Em nota, o MPPA nformou que o procurador de Justiça Cládio Bezerra de Melo que deu o parecer do Ministério Público no julgamento do TJE realizado dia 7 de abril, se manifestou pela manutenção da liberdade dos acusados e trancamento da ação penal.
Pelas redes sociais, Karllana Cordovil comemorou o encerramento das acusações. "O Ministério Público tinha pedido pra abrir o inquérito contra a gente, (...) e os desembargadores decidiram manter arquivado e consequentemente consideraram a ação policial criminosa e mais uma vez [nos considerou] inocentes. Obrigada a todos que estão nos apoiando. Existe muita luta e muito amor envolvido! Saudades de todos e viva o 8!", declarou.
Policiais não foram punidos
A decisão dos desembargadores não se manifesta, no entanto, sobre os policiais envolvidos no caso. A defesa do casal informou que entrou com representação junto à Corregedoria da Polícia Civil em julho de 2015. Procurada pelo G1, a Polícia Civil informou, em nota, que o Processo Administrativo Disciplinar (PAD) instaurado na Corregedoria está em fase de finalização de relatório. A decisão dos integrantes da comissão será submetida à apreciação dos delegados. O PAD poderá resultar em sugestão de penas administrativos, que vão desde a repreensão, suspensão até a demissão. A polícia não divulgou a previsão para a conclusão do processo.

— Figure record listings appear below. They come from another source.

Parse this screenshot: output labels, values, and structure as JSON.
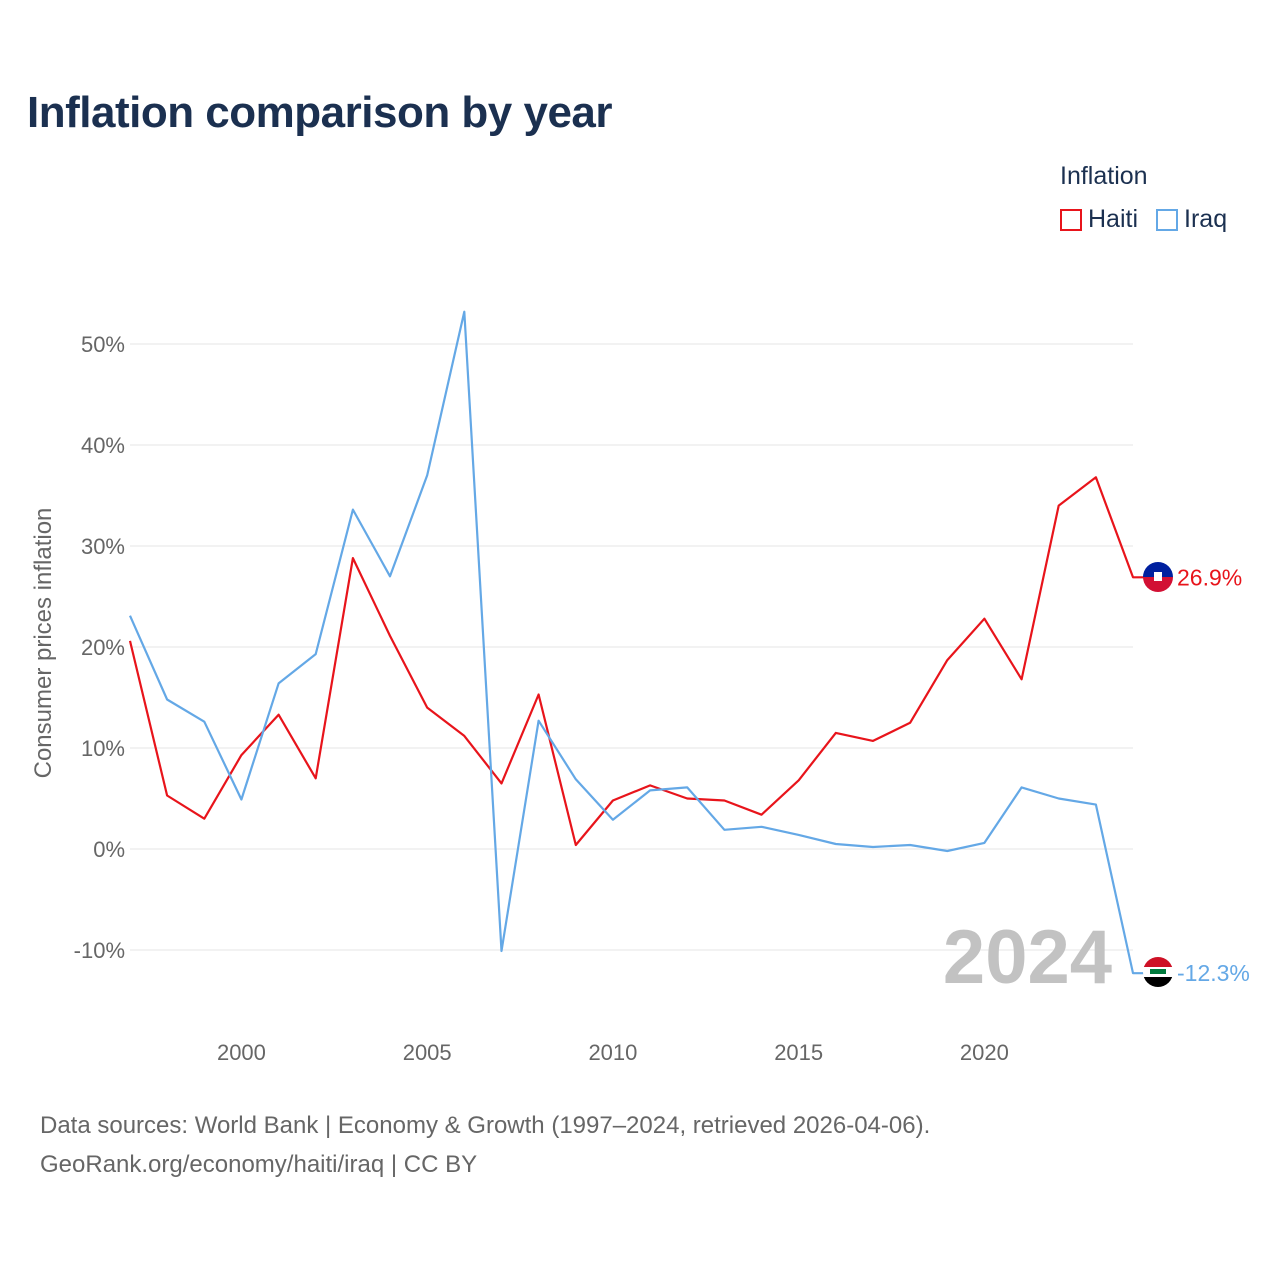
{
  "title": "Inflation comparison by year",
  "legend": {
    "title": "Inflation",
    "items": [
      {
        "name": "Haiti",
        "color": "#e8141b"
      },
      {
        "name": "Iraq",
        "color": "#64a8e6"
      }
    ]
  },
  "footer": {
    "line1": "Data sources: World Bank | Economy & Growth (1997–2024, retrieved 2026-04-06).",
    "line2": "GeoRank.org/economy/haiti/iraq | CC BY"
  },
  "chart_data": {
    "type": "line",
    "title": "Inflation comparison by year",
    "xlabel": "",
    "ylabel": "Consumer prices inflation",
    "x": [
      1997,
      1998,
      1999,
      2000,
      2001,
      2002,
      2003,
      2004,
      2005,
      2006,
      2007,
      2008,
      2009,
      2010,
      2011,
      2012,
      2013,
      2014,
      2015,
      2016,
      2017,
      2018,
      2019,
      2020,
      2021,
      2022,
      2023,
      2024
    ],
    "xlim": [
      1997,
      2024
    ],
    "ylim": [
      -15,
      55
    ],
    "x_ticks": [
      2000,
      2005,
      2010,
      2015,
      2020
    ],
    "x_tick_labels": [
      "2000",
      "2005",
      "2010",
      "2015",
      "2020"
    ],
    "y_ticks": [
      -10,
      0,
      10,
      20,
      30,
      40,
      50
    ],
    "y_tick_labels": [
      "-10%",
      "0%",
      "10%",
      "20%",
      "30%",
      "40%",
      "50%"
    ],
    "grid": true,
    "year_label": "2024",
    "series": [
      {
        "name": "Haiti",
        "color": "#e8141b",
        "end_label": "26.9%",
        "values": [
          20.6,
          5.3,
          3.0,
          9.3,
          13.3,
          7.0,
          28.8,
          21.1,
          14.0,
          11.2,
          6.5,
          15.3,
          0.4,
          4.8,
          6.3,
          5.0,
          4.8,
          3.4,
          6.8,
          11.5,
          10.7,
          12.5,
          18.7,
          22.8,
          16.8,
          34.0,
          36.8,
          26.9
        ]
      },
      {
        "name": "Iraq",
        "color": "#64a8e6",
        "end_label": "-12.3%",
        "values": [
          23.1,
          14.8,
          12.6,
          4.9,
          16.4,
          19.3,
          33.6,
          27.0,
          37.0,
          53.2,
          -10.1,
          12.7,
          6.9,
          2.9,
          5.8,
          6.1,
          1.9,
          2.2,
          1.4,
          0.5,
          0.2,
          0.4,
          -0.2,
          0.6,
          6.1,
          5.0,
          4.4,
          -12.3
        ]
      }
    ]
  }
}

Após a prisão ilegal, que se estendeu do dia 25 a 29 de junho, o casal saiu de Belém e o bar ficou sob administração de amigos, que o mantiveram em funcionamento até outubro de 2015.
Em entrevista à TV Liberal, em julho de 2015, Karllana Cordovil contou que fez quatro denúncias de abuso policial na Corregedoria em menos de um ano porque teria recebido constantes cobranças de dinheiro por parte dos policiais para que o bar pudesse funcionar normalmente. Em junho de 2015, a situação ficou mais grave, pois o local foi invadido por três policiais civis e uma pessoa encapuzada que ainda não foi identificada. Ela e o marido João Paupério foram presos sob acusação de tráfico de drogas.

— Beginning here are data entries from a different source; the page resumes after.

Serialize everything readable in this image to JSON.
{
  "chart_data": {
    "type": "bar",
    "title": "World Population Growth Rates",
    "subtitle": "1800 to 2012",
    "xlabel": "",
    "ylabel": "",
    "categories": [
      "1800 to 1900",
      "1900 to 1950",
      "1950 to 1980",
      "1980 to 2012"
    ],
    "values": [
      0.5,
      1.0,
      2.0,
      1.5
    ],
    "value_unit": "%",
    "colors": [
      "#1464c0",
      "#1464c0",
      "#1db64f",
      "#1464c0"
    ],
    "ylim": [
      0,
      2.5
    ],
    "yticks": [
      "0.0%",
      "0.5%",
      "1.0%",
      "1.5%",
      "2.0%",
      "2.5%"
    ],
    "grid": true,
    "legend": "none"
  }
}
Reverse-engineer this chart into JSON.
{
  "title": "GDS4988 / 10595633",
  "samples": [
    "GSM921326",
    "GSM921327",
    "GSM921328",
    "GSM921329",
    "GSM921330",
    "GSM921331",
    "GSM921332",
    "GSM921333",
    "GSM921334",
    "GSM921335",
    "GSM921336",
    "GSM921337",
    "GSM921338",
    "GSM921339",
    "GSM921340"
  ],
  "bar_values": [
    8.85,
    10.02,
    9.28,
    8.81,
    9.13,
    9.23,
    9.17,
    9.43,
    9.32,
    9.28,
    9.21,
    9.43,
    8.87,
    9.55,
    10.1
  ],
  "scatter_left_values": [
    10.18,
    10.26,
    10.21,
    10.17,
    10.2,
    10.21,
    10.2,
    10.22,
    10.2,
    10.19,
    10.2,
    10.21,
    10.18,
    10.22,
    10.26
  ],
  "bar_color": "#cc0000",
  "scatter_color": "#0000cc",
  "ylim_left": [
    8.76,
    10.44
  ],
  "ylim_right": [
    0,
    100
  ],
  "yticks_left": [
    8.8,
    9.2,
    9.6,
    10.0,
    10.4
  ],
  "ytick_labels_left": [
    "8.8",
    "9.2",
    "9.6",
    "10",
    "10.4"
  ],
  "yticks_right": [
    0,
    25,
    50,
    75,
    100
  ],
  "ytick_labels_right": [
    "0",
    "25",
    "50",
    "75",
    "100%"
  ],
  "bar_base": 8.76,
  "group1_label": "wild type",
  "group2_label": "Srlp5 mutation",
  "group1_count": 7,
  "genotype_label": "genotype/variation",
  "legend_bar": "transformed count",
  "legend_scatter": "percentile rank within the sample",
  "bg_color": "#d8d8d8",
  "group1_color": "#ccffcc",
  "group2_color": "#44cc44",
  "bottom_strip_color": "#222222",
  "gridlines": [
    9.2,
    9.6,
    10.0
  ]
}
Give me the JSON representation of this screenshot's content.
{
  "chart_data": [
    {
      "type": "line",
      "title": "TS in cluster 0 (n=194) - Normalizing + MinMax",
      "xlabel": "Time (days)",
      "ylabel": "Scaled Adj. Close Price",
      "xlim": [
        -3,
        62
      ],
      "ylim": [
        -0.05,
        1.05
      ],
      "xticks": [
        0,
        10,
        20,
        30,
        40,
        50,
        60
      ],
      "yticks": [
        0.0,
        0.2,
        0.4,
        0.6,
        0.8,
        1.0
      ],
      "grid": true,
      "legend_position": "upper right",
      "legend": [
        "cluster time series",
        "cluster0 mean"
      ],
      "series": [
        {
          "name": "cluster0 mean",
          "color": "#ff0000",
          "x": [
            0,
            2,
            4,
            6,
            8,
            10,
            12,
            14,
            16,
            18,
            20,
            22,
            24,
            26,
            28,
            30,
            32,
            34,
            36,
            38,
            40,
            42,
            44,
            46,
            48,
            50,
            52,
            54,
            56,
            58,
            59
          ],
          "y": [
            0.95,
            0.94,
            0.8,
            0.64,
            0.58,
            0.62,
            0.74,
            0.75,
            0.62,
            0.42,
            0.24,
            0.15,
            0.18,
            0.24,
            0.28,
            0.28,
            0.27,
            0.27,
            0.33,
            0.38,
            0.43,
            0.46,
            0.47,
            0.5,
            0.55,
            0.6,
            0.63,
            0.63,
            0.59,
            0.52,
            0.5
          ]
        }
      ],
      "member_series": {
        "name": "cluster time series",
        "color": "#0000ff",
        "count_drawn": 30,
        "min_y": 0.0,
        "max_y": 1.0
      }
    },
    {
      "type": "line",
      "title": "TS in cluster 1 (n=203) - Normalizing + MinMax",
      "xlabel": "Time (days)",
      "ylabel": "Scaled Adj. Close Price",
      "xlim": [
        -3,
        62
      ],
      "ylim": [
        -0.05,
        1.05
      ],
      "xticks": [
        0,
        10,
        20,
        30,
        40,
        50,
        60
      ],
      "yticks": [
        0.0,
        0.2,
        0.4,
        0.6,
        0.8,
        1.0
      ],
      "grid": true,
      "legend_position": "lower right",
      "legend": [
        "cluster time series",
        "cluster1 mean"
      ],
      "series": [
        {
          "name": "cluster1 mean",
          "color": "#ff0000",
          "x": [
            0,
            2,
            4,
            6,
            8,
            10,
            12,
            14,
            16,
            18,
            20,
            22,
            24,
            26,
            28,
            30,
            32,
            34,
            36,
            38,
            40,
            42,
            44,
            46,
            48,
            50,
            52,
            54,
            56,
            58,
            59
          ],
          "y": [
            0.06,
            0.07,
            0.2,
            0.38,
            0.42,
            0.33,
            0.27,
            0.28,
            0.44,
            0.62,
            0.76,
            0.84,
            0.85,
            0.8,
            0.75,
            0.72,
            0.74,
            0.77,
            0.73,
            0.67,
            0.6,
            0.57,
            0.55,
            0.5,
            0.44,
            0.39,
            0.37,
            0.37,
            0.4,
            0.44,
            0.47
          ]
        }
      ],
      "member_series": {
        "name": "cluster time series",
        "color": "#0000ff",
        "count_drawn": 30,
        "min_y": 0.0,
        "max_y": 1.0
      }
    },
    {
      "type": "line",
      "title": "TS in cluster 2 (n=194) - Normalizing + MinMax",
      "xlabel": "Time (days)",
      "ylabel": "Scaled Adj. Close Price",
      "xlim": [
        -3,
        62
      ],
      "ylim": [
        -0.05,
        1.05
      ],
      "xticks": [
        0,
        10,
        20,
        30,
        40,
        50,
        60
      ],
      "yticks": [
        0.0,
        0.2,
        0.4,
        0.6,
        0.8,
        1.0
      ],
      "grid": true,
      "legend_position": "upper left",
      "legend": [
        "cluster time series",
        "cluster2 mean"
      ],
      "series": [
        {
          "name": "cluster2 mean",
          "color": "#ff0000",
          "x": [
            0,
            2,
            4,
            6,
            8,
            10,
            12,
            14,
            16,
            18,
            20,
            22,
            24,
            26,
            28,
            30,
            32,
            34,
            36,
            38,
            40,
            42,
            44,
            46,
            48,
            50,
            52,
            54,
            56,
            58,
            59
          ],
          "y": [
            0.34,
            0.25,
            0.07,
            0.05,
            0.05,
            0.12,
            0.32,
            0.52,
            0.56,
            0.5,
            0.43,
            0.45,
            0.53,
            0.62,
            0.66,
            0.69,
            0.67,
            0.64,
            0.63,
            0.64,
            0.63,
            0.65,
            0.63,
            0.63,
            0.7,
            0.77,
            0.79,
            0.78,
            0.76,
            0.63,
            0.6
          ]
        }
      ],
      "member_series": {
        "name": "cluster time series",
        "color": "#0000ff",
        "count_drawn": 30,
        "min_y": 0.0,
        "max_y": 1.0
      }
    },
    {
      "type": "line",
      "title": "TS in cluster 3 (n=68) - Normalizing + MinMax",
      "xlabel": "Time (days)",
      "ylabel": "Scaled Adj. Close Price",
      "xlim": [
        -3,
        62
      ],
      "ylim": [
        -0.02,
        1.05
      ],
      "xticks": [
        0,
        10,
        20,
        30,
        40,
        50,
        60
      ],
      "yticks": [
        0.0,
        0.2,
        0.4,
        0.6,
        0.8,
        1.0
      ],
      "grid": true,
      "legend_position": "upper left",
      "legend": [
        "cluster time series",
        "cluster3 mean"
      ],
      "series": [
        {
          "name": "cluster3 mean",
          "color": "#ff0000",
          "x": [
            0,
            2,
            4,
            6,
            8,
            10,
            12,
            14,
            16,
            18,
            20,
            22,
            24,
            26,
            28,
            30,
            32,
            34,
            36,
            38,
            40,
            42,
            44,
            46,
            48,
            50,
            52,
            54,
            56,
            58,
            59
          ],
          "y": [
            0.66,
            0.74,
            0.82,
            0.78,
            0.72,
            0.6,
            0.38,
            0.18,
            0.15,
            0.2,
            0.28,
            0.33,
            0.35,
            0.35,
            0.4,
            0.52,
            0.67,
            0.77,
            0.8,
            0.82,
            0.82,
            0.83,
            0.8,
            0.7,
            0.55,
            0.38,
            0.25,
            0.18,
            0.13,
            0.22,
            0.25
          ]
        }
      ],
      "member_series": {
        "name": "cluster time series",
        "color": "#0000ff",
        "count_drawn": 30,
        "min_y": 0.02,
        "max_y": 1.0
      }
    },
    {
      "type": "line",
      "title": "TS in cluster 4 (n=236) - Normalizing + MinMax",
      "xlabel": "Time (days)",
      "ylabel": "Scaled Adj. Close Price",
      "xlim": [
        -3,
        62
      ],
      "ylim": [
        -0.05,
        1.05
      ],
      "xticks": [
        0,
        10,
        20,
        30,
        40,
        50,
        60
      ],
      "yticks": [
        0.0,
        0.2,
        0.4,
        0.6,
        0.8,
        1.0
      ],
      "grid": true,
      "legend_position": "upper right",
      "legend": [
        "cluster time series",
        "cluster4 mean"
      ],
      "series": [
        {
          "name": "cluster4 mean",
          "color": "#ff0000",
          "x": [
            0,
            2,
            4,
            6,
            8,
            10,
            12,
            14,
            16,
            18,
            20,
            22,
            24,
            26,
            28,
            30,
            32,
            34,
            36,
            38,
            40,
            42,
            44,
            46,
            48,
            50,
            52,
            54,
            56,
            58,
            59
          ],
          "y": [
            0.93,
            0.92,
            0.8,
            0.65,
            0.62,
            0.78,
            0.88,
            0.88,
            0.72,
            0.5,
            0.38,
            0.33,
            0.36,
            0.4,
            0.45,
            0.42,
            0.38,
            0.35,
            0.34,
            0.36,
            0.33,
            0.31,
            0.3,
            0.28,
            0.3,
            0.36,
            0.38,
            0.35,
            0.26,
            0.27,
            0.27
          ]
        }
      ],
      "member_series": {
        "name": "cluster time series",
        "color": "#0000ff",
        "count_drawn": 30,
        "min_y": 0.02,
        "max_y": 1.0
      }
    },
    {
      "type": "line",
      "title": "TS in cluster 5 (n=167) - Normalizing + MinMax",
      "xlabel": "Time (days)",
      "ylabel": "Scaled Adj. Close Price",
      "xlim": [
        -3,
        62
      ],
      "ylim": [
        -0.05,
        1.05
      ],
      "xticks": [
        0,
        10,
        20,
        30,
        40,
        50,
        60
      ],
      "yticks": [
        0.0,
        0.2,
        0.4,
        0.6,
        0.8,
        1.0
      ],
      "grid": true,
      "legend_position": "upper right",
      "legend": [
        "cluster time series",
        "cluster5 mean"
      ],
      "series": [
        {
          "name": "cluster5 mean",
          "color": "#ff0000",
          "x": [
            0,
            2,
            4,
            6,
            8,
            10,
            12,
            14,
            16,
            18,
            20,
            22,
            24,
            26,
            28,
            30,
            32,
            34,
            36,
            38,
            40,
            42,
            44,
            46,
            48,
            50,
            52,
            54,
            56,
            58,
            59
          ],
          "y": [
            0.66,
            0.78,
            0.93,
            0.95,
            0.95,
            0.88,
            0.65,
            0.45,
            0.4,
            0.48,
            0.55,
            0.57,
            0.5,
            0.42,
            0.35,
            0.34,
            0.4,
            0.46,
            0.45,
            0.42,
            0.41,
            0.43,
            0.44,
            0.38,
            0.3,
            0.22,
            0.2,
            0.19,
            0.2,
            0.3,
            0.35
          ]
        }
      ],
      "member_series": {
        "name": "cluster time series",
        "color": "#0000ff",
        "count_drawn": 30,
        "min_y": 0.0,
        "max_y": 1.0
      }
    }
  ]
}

“Eles tiraram a minha segurança, me humilharam e humilharam o meu marido. Eu trouxe o meu esposo de outro país, falando que a minha cidade era maravilhosa e aí ele chega aqui para ser humilhado”, desabafou a comerciante.
Flagrante forjado
Na manhã do dia 25 de junho de 2015, policiais civis estiveram no Oito Bar, localizado na Travessa Piedade, bairro do Reduto, centro de Belém, sob alegação de averiguar informações recebidas pelo Disque Denúncia, de tráfico de drogas no local. O casal, no entanto, relatou que os policiais não informaram o motivo da abordagem e um dos agentes teria invadido o local pela janela.
No local, os policiais teriam encontrado em uma cômoda 44 petecas de cocaína, e R$ 1.205 em cédulas e R$ 35, 90 em moedas. O casal recebeu voz de prisão e foi conduzido à Seccional do Comércio.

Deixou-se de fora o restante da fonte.